Ces projets financés par la dette créent une « exposition indirecte mais potentiellement significative » au risque fiscal, ont écrit les analystes. Au-delà des infrastructures, les gouvernements devront planifier les disruptions du marché du travail et le soutien social associé. Le FMI estime que 40 % des emplois mondiaux — et 60 % dans les économies avancées — sont exposés à l’IA, notamment dans les rôles à haute qualification, ce qui pourrait réduire les recettes provenant des taxes sur la masse salariale tout en augmentant la demande de reconversion et de protections sociales.
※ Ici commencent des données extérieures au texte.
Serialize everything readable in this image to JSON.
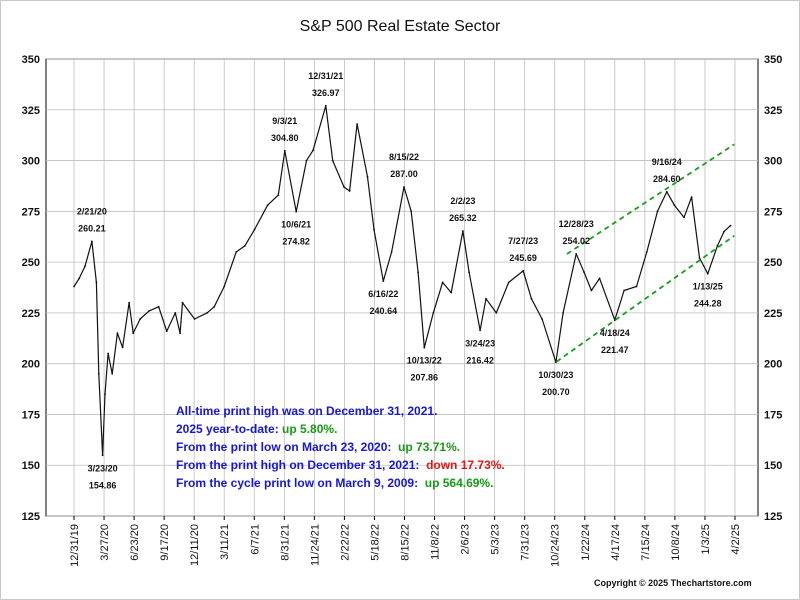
{
  "chart_data": {
    "type": "line",
    "title": "S&P 500 Real Estate Sector",
    "ylim": [
      125,
      350
    ],
    "y_ticks": [
      125,
      150,
      175,
      200,
      225,
      250,
      275,
      300,
      325,
      350
    ],
    "x_ticks": [
      "12/31/19",
      "3/27/20",
      "6/23/20",
      "9/17/20",
      "12/11/20",
      "3/11/21",
      "6/7/21",
      "8/31/21",
      "11/24/21",
      "2/22/22",
      "5/18/22",
      "8/15/22",
      "11/8/22",
      "2/6/23",
      "5/3/23",
      "7/31/23",
      "10/24/23",
      "1/22/24",
      "4/17/24",
      "7/15/24",
      "10/8/24",
      "1/3/25",
      "4/2/25"
    ],
    "x_range": [
      "2019-12-31",
      "2025-04-02"
    ],
    "grid": true,
    "series": [
      {
        "values": [
          [
            "2019-12-31",
            238
          ],
          [
            "2020-01-15",
            242
          ],
          [
            "2020-02-01",
            248
          ],
          [
            "2020-02-21",
            260.21
          ],
          [
            "2020-03-05",
            240
          ],
          [
            "2020-03-12",
            195
          ],
          [
            "2020-03-23",
            154.86
          ],
          [
            "2020-03-30",
            185
          ],
          [
            "2020-04-08",
            205
          ],
          [
            "2020-04-20",
            195
          ],
          [
            "2020-05-05",
            215
          ],
          [
            "2020-05-20",
            208
          ],
          [
            "2020-06-08",
            230
          ],
          [
            "2020-06-20",
            215
          ],
          [
            "2020-07-10",
            222
          ],
          [
            "2020-08-05",
            226
          ],
          [
            "2020-09-02",
            228
          ],
          [
            "2020-09-25",
            216
          ],
          [
            "2020-10-20",
            225
          ],
          [
            "2020-11-03",
            215
          ],
          [
            "2020-11-10",
            230
          ],
          [
            "2020-12-15",
            222
          ],
          [
            "2021-01-20",
            225
          ],
          [
            "2021-02-10",
            228
          ],
          [
            "2021-03-11",
            238
          ],
          [
            "2021-04-15",
            255
          ],
          [
            "2021-05-10",
            258
          ],
          [
            "2021-06-07",
            266
          ],
          [
            "2021-07-15",
            278
          ],
          [
            "2021-08-15",
            283
          ],
          [
            "2021-09-03",
            304.8
          ],
          [
            "2021-10-06",
            274.82
          ],
          [
            "2021-11-05",
            300
          ],
          [
            "2021-11-24",
            305
          ],
          [
            "2021-12-31",
            326.97
          ],
          [
            "2022-01-20",
            300
          ],
          [
            "2022-02-22",
            287
          ],
          [
            "2022-03-10",
            285
          ],
          [
            "2022-04-01",
            318
          ],
          [
            "2022-05-01",
            292
          ],
          [
            "2022-05-20",
            266
          ],
          [
            "2022-06-16",
            240.64
          ],
          [
            "2022-07-10",
            255
          ],
          [
            "2022-08-15",
            287.0
          ],
          [
            "2022-09-05",
            275
          ],
          [
            "2022-09-25",
            245
          ],
          [
            "2022-10-13",
            207.86
          ],
          [
            "2022-11-08",
            225
          ],
          [
            "2022-12-05",
            240
          ],
          [
            "2022-12-30",
            235
          ],
          [
            "2023-02-02",
            265.32
          ],
          [
            "2023-02-20",
            245
          ],
          [
            "2023-03-24",
            216.42
          ],
          [
            "2023-04-10",
            232
          ],
          [
            "2023-05-10",
            225
          ],
          [
            "2023-06-15",
            240
          ],
          [
            "2023-07-27",
            245.69
          ],
          [
            "2023-08-20",
            232
          ],
          [
            "2023-09-20",
            222
          ],
          [
            "2023-10-30",
            200.7
          ],
          [
            "2023-11-20",
            225
          ],
          [
            "2023-12-28",
            254.02
          ],
          [
            "2024-01-20",
            245
          ],
          [
            "2024-02-10",
            236
          ],
          [
            "2024-03-05",
            242
          ],
          [
            "2024-04-18",
            221.47
          ],
          [
            "2024-05-15",
            236
          ],
          [
            "2024-06-20",
            238
          ],
          [
            "2024-07-20",
            255
          ],
          [
            "2024-08-20",
            275
          ],
          [
            "2024-09-16",
            284.6
          ],
          [
            "2024-10-08",
            278
          ],
          [
            "2024-11-05",
            272
          ],
          [
            "2024-11-27",
            282
          ],
          [
            "2024-12-20",
            252
          ],
          [
            "2025-01-13",
            244.28
          ],
          [
            "2025-02-10",
            258
          ],
          [
            "2025-03-01",
            265
          ],
          [
            "2025-03-20",
            268
          ]
        ]
      }
    ],
    "annotations": [
      {
        "date": "2/21/20",
        "value": "260.21",
        "x": "2020-02-21",
        "y": 260.21,
        "pos": "above"
      },
      {
        "date": "3/23/20",
        "value": "154.86",
        "x": "2020-03-23",
        "y": 154.86,
        "pos": "below"
      },
      {
        "date": "9/3/21",
        "value": "304.80",
        "x": "2021-09-03",
        "y": 304.8,
        "pos": "above"
      },
      {
        "date": "10/6/21",
        "value": "274.82",
        "x": "2021-10-06",
        "y": 274.82,
        "pos": "below"
      },
      {
        "date": "12/31/21",
        "value": "326.97",
        "x": "2021-12-31",
        "y": 326.97,
        "pos": "above"
      },
      {
        "date": "8/15/22",
        "value": "287.00",
        "x": "2022-08-15",
        "y": 287.0,
        "pos": "above"
      },
      {
        "date": "6/16/22",
        "value": "240.64",
        "x": "2022-06-16",
        "y": 240.64,
        "pos": "below"
      },
      {
        "date": "10/13/22",
        "value": "207.86",
        "x": "2022-10-13",
        "y": 207.86,
        "pos": "below"
      },
      {
        "date": "2/2/23",
        "value": "265.32",
        "x": "2023-02-02",
        "y": 265.32,
        "pos": "above"
      },
      {
        "date": "3/24/23",
        "value": "216.42",
        "x": "2023-03-24",
        "y": 216.42,
        "pos": "below"
      },
      {
        "date": "7/27/23",
        "value": "245.69",
        "x": "2023-07-27",
        "y": 245.69,
        "pos": "above"
      },
      {
        "date": "10/30/23",
        "value": "200.70",
        "x": "2023-10-30",
        "y": 200.7,
        "pos": "below"
      },
      {
        "date": "12/28/23",
        "value": "254.02",
        "x": "2023-12-28",
        "y": 254.02,
        "pos": "above"
      },
      {
        "date": "4/18/24",
        "value": "221.47",
        "x": "2024-04-18",
        "y": 221.47,
        "pos": "below"
      },
      {
        "date": "9/16/24",
        "value": "284.60",
        "x": "2024-09-16",
        "y": 284.6,
        "pos": "above"
      },
      {
        "date": "1/13/25",
        "value": "244.28",
        "x": "2025-01-13",
        "y": 244.28,
        "pos": "below"
      }
    ],
    "trend_channel": {
      "color": "#1a9c1a",
      "upper": [
        [
          "2023-12-01",
          254
        ],
        [
          "2025-03-31",
          308
        ]
      ],
      "lower": [
        [
          "2023-11-01",
          201
        ],
        [
          "2025-03-31",
          263
        ]
      ]
    }
  },
  "notes": [
    {
      "parts": [
        {
          "text": "All-time print high was on December 31, 2021.",
          "color": "#1515e0"
        }
      ]
    },
    {
      "parts": [
        {
          "text": "2025 year-to-date: ",
          "color": "#1515e0"
        },
        {
          "text": "up 5.80%.",
          "color": "#179b17"
        }
      ]
    },
    {
      "parts": [
        {
          "text": "From the print low on March 23, 2020:  ",
          "color": "#1515e0"
        },
        {
          "text": "up 73.71%.",
          "color": "#179b17"
        }
      ]
    },
    {
      "parts": [
        {
          "text": "From the print high on December 31, 2021:  ",
          "color": "#1515e0"
        },
        {
          "text": "down 17.73%.",
          "color": "#e01515"
        }
      ]
    },
    {
      "parts": [
        {
          "text": "From the cycle print low on March 9, 2009:  ",
          "color": "#1515e0"
        },
        {
          "text": "up 564.69%.",
          "color": "#179b17"
        }
      ]
    }
  ],
  "copyright": "Copyright © 2025 Thechartstore.com"
}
« La baisse des recettes fiscales basées sur le travail pourrait compenser ou dépasser d’autres gains fiscaux liés à l’IA », note Moody’s, en écho à des appels similaires du FMI pour que la politique fiscale inclue une fiscalité progressive et des protections sociales afin d’atténuer l’impact budgétaire de l’IA.

L’incertitude règne

Pour les États-Unis, les enjeux de cette transition sont particulièrement élevés. En tant que principal centre de l’expansion mondiale de l’infrastructure de l’IA, les États-Unis sont prêts à capter une part importante des 3 trillions de dollars d’investissements liés aux centres de données prévus au cours des cinq prochaines années, selon Moody’s. Cependant, cette position de leader a un coût d’entrée élevé : des demandes massives sur les réseaux électriques et la connectivité numérique nécessitent des dépenses énormes avant que les gains de productivité ne se traduisent en résultats concrets.

Le modèle Penn-Wharton a trouvé dans une analyse préliminaire que l’IA pourrait réduire le déficit de 400 milliards de dollars d’ici 2035. Mais le Congressional Budget Office considère l’IA et les investissements associés comme des variables imprévisibles pour l’avenir fiscal et économique des États-Unis. Bien que le CBO prévoit que l’IA augmentera la productivité totale de 1 % au cours de la prochaine décennie, son rapport budgétaire récent admet que cette prévision est « très incertaine ». Si l’adoption est lente ou si les coûts sont plus élevés que prévu, cela pourrait modifier considérablement la croissance du PIB et, par conséquent, les recettes gouvernementales.